I think she's trying to break me.

I am frequently tempted to fall back on the cliche bad-parenting expression, "Because I said so." In terms of offering useful information to my daughter, it's no different than saying, "It just is, now stop asking me questions," but the added benefit is that it would set me up to be the master of my domain, as opposed to some clueless dude just passing through.
Her: Why is the sky blue, daddy?
Me: Because I said so, kiddo. 
Her: Wow.
And then of course she'd start asking me to change the color to pink and purple and I could seal the deal on the whole fraud by waiting until around 5:00 pm to take her outside to see my handiwork.

Part of the reason that it's so exhausting to navigate the repeated "why" question is that I usually try to do a really good job answering the first time. I perform a quick silent evaluation of my daughter's maturity level, and I try to craft a response as simply and elegantly as I can, doing my best to avoid the little cheats of inaccuracy that are sometimes so tempting.
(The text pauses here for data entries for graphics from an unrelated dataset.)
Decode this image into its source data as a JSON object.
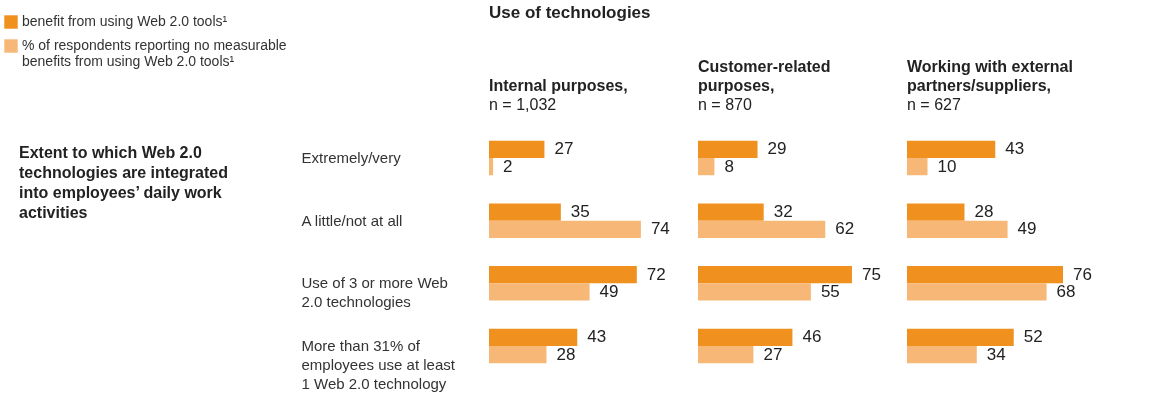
{
  "chart_data": [
    {
      "type": "bar",
      "orientation": "horizontal",
      "title": "Internal purposes,",
      "subtitle": "n = 1,032",
      "categories": [
        "Extremely/very",
        "A little/not at all",
        "Use of 3 or more Web 2.0 technologies",
        "More than 31% of employees use at least 1 Web 2.0 technology"
      ],
      "series": [
        {
          "name": "benefit from using Web 2.0 tools¹",
          "color": "#f0901e",
          "values": [
            27,
            35,
            72,
            43
          ]
        },
        {
          "name": "% of respondents reporting no measurable benefits from using Web 2.0 tools¹",
          "color": "#f7b877",
          "values": [
            2,
            74,
            49,
            28
          ]
        }
      ],
      "data_labels": true,
      "legend": "top left",
      "annotations": [
        "Use of technologies",
        "Extent to which Web 2.0 technologies are integrated into employees’ daily work activities"
      ]
    },
    {
      "type": "bar",
      "orientation": "horizontal",
      "title": "Customer-related purposes,",
      "subtitle": "n = 870",
      "categories": [
        "Extremely/very",
        "A little/not at all",
        "Use of 3 or more Web 2.0 technologies",
        "More than 31% of employees use at least 1 Web 2.0 technology"
      ],
      "series": [
        {
          "name": "benefit from using Web 2.0 tools¹",
          "color": "#f0901e",
          "values": [
            29,
            32,
            75,
            46
          ]
        },
        {
          "name": "% of respondents reporting no measurable benefits from using Web 2.0 tools¹",
          "color": "#f7b877",
          "values": [
            8,
            62,
            55,
            27
          ]
        }
      ],
      "data_labels": true,
      "tick_labels": false
    },
    {
      "type": "bar",
      "orientation": "horizontal",
      "title": "Working with external partners/suppliers,",
      "subtitle": "n = 627",
      "categories": [
        "Extremely/very",
        "A little/not at all",
        "Use of 3 or more Web 2.0 technologies",
        "More than 31% of employees use at least 1 Web 2.0 technology"
      ],
      "series": [
        {
          "name": "benefit from using Web 2.0 tools¹",
          "color": "#f0901e",
          "values": [
            43,
            28,
            76,
            52
          ]
        },
        {
          "name": "% of respondents reporting no measurable benefits from using Web 2.0 tools¹",
          "color": "#f7b877",
          "values": [
            10,
            49,
            68,
            34
          ]
        }
      ],
      "data_labels": true,
      "tick_labels": false
    }
  ]
}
It'll probably be a dilemma when she starts asking about physical science and I find myself torn between offering the easier Newtonian paradigm or the more complete relativistic one. I can imagine her coming home after a high school physics class and shouting at me indignantly, "You lied to me!"

Within the first couple attempts of answering my daughter's "but why?" I usually hit the best answer I'm capable of producing. Everything after that is an exercise in diminishing returns as I approach the asymptote that marks the limit of my understanding. With each new "why?" I try to force a new summarization, a different one. My flagging powers of interpretation and reduction and holistic vision are swiftly consumed by each new permutation, and it isn't long before my answers lack the "elegant simplicity" I strive for. By about the seventeenth "why" I am mostly just making snarky nihilistic comments about the universe for my own juvenile amusement.

Like other kinds of fitness, I assume that lots of practice and a concerted effort at improvement will help to postpone the "explanation fatigue" that sets in so quickly for me. I also eagerly anticipate the day that Addison's conversational skills extend beyond asking "why" as many times in a row as my sanity will allow.